Best part, though? The gifted ticket was in the fifth row. Seat 130, to be exact. And the ticket I purchased for my girl to join me? Sixth row, ticket 135. Serendipity, I tell you.
Of course, Erin didn’t know who Natalie Merchant is. And she zoned out when I tried to tell her about being in love with Natalie’s voice and 10,000 Maniacs music when I was in college. But I had a feeling that she’d love the orchestra behind the woman, and I was right; she was mesmerized by the violins and the brass. She loved the lights, she said, and the architecture of the Kauffman.
“We should come back,” she said. “Like, all the time.

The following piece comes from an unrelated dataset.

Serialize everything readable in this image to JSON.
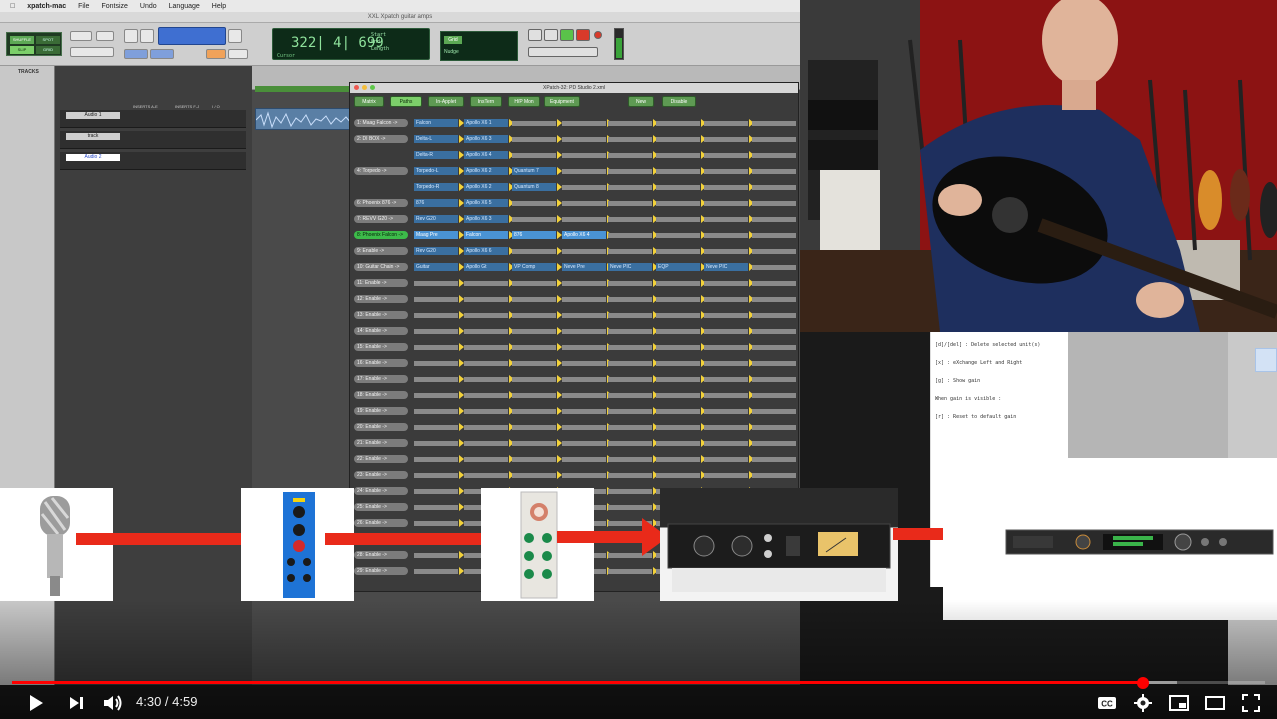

You know, just for girl time.”
I was mesmerized, too, but not with the lights. It was Natalie’s voice; a shiver ran through my spine with the first chord of the first song, and I sat spellbound by this woman that I’d so long admired but had never heard live. As I sat there, enthralled not only with how she sang but with how she moved—her hands and wrists dancing perfectly with the music as it played—I thought about how much I admire her for being on that stage.

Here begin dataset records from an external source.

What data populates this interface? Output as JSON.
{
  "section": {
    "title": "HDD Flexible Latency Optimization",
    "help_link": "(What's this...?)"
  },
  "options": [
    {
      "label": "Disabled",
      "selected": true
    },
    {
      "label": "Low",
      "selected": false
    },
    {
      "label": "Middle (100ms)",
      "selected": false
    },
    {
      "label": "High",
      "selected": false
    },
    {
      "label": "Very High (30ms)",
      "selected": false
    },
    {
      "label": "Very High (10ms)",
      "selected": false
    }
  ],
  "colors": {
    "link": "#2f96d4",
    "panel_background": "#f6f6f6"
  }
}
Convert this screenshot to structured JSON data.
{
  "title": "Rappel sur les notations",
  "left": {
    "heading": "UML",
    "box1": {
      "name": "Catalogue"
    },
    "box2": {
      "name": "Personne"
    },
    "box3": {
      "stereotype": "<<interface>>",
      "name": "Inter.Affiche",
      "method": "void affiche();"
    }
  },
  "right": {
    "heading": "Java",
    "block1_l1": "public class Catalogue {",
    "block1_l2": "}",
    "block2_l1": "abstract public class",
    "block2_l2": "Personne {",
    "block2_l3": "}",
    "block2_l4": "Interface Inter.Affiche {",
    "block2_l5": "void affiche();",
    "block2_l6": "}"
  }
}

Not solely for being on stage, but for being herself on stage. I can’t imagine what it’s like to age in the entertainment business. When 10,000 Maniacs toured with REM—their heyday, to be sure—Natalie was, what, 25 years younger? She was pre-marriage and pre-baby. Glossy, ebony hair cut short and sassy.
Her hair now is long and completely gray. And she was gorgeous, dancing and swirling just like I remember seeing her do all those years ago on MTV; her eyes closed, hips swirling, arms spiraling and twirling as she moved from one song to another.

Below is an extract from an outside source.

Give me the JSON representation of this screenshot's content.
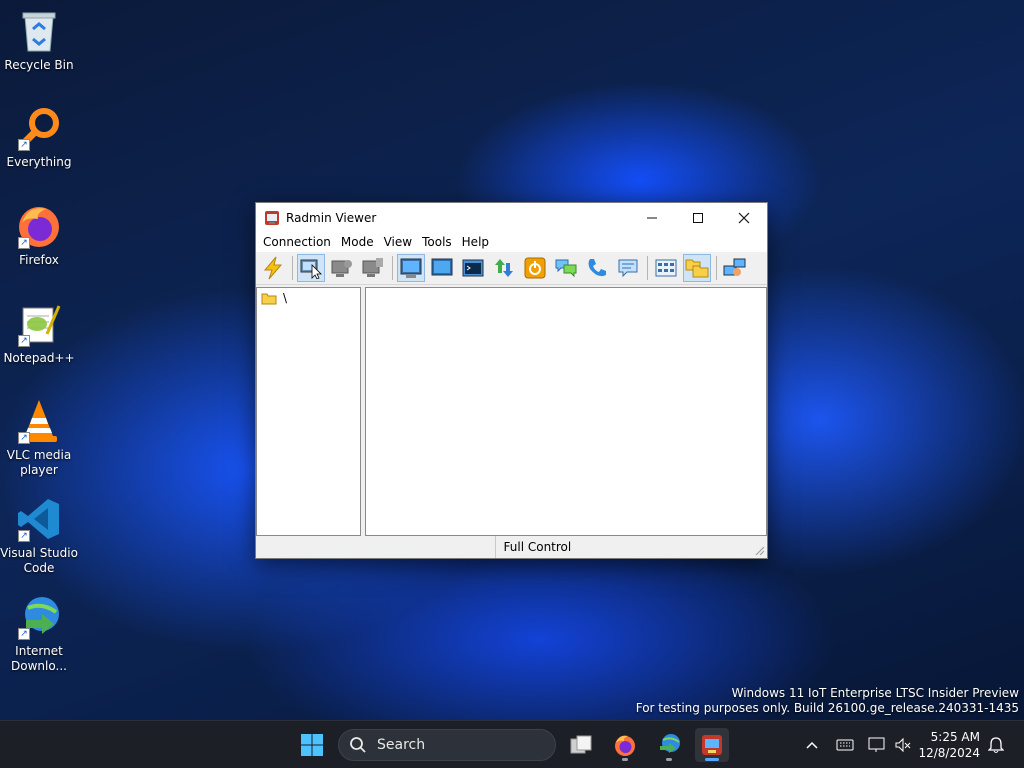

She was soulful and brilliant. Sassy—when someone yelled “sing Wonder!” she responded with “I didn’t see the suggestion box…” even though she eventually did sing Wonder. And Carnival. And many of her other hits, and it was, indeed, wonder-full.
I’m more than a little sad to admit that I lost track of Natalie’s work these past few years. I’m so glad I’ve corrected that because her new stuff—Ladybird and Giving Up Everything—speaks to me now just as her earlier stuff spoke to me then. It’s such a special gift, this woman and her talent, and that she continues to share her voice with those of us lucky enough to witness it.
Today I wondered what Erin must have thought of the show; she said she loved it, though she doesn’t have the frame of reference that I do. What I love is that she saw a show without pyrotechnics and unbearable bass. She heard Natalie’s voice with only the strain of violins and the pluck of the cello behind her. She saw a mature woman standing on stage, exposed in sheer talent instead of naked by what she didn’t wear, who moved with the music but didn’t make one obscene gesture or take a selfie or stick her tongue out.
Last night my girl saw beauty and grace, right from the sixth row. That was worth breaking my NaBloPoMo streak.
I’m participating in NaBloPoMo, and posting every day in November.